In fact just yesterday we saw one of the government senators express complete disgust following the Scrutiny of Bills Committee’s examination of one piece of legislation. Senator Johnston stood up and said, ‘This environmental legislation has to go back to the drawing board,’ because it was so slipshod and such a damaging piece of legislation in terms of its poor quality, never mind its policy intent. It was tabled in one chamber and brought on for a vote within 24 hours, and it has hundreds and hundreds of pages of legislation. This is a government that will not accept scrutiny and that will not accept dissent.

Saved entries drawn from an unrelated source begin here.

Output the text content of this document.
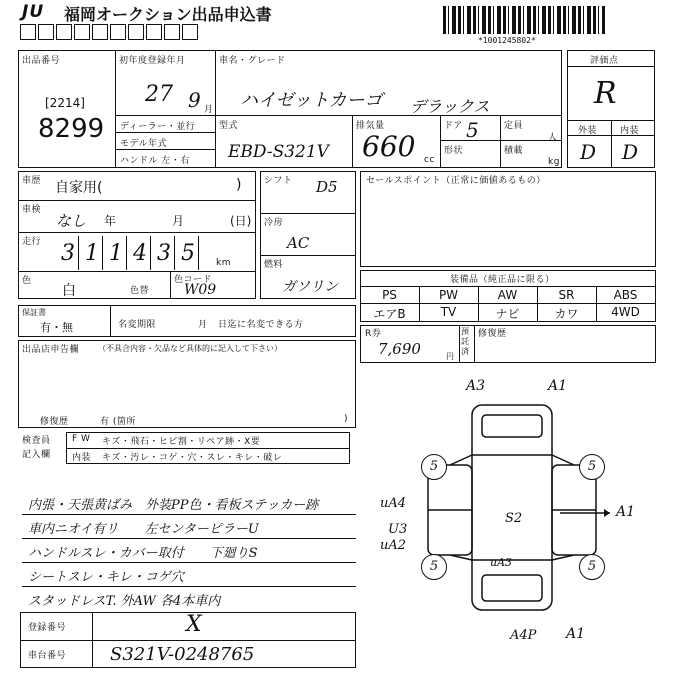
JU 福岡オークション出品申込書
*1001245802*
出品番号
[2214]
8299
初年度登録年月
27 9 月
車名・グレード
ハイゼットカーゴ デラックス
ディーラー・並行
モデル年式
ハンドル 左・右
型式
EBD-S321V
排気量
660 cc
ドア 5
形状
定員
人
積載
kg
評価点
R
外装	内装
D D
車歴 自家用(	)
車検
なし 年	月	(日)
走行 3 1 1 4 3 5	km
色
白	色替
色コード
W09
シフト D5
冷房
AC
燃料
ガソリン
セールスポイント（正常に価値あるもの）
装備品（純正品に限る）
PS	PW	AW	SR	ABS
エアB	TV	ナビ	カワ	4WD
R券
7,690	円
預託済
修復歴
保証書
有・無	名変期限	月 日迄に名変できる方
出品店申告欄 （不具合内容・欠品など具体的に記入して下さい）
修復歴	有 (箇所	)
検査員記入欄
F W キズ・飛石・ヒビ割・リペア跡・X要
内装 キズ・汚レ・コゲ・穴・スレ・キレ・破レ
内張・天張黄ばみ　外装PP色・看板ステッカー跡
車内ニオイ有リ　　左センターピラーU
ハンドルスレ・カバー取付　　下廻りS
シートスレ・キレ・コゲ穴
スタッドレスT. 外AW 各4本車内
登録番号	X
車台番号 S321V-0248765
A3	A1
uA4
U3
uA2
S2	A1
uA3
A4P A1
5	5
5	5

To their credit, a number of senators have stood their ground on this. Senator Joyce understands the implications of this legislation. Senator Fielding understands the implications. Senator Fielding is not somebody who is antiunion. Senator Fielding has worked for many years in close association with some trade unions. But what Senator Fielding has to justify when he comes in here today and continues his remarks is exactly why the idea of choice has gone in this legislation. If it is okay for business groups and if it is okay for the National Farmers Federation and other farmers’ groups to represent their members collectively, what is wrong with the Transport Workers Union being able to represent its 10,000 members and their families in a collective bargain? This is just ideologically extreme behaviour by this government. This government is not interested in choice, and people should not be fooled by the rhetoric of choice.

I look forward to Senator Fielding giving an explanation of how he can support a piece of legislation that specifically mandates against freedom of choice by independent owner-driver contractors to have whom they want to represent them—and in this case the 10,000 members nationally of the Transport Workers Union. Senator Fielding may be feeling a little precious at the moment and that he is being criticised unfairly, but, as is made clear in a number of commentaries in today’s papers, Senator Fielding has an obligation to this chamber to explain the basis upon which he votes. It is an open and democratic process.

The tactics of Senator Fielding mimic those of former Senator Harradine, who famously played his cards close to his chest. But when it came to the vote, Senator Harradine would always give a comprehensive explanation of the basis upon which he voted. He played it close to his chest and he voted for us and he voted against us, but Senator Harradine had the capacity to come into this chamber and actually explain himself. He had a longstanding 50-year involvement in public policy debates and people understood the principles on which he made his decisions. When Senator Harradine made arrangements and had discussions, he would put them on the public record. He would say, ‘I’ve made this arrangement with the government’—much to the fury of many on our side occasionally and much to the fury of the government in other circumstances. But he had the courage to come into the chamber and articulate his position, and he was not bad at it at all. And you could certainly say that his state benefited at the expense of every other state from the cleverness and the tough negotiating style of Senator Harradine. Tasmania certainly was a beneficiary of Senator Harradine’s style.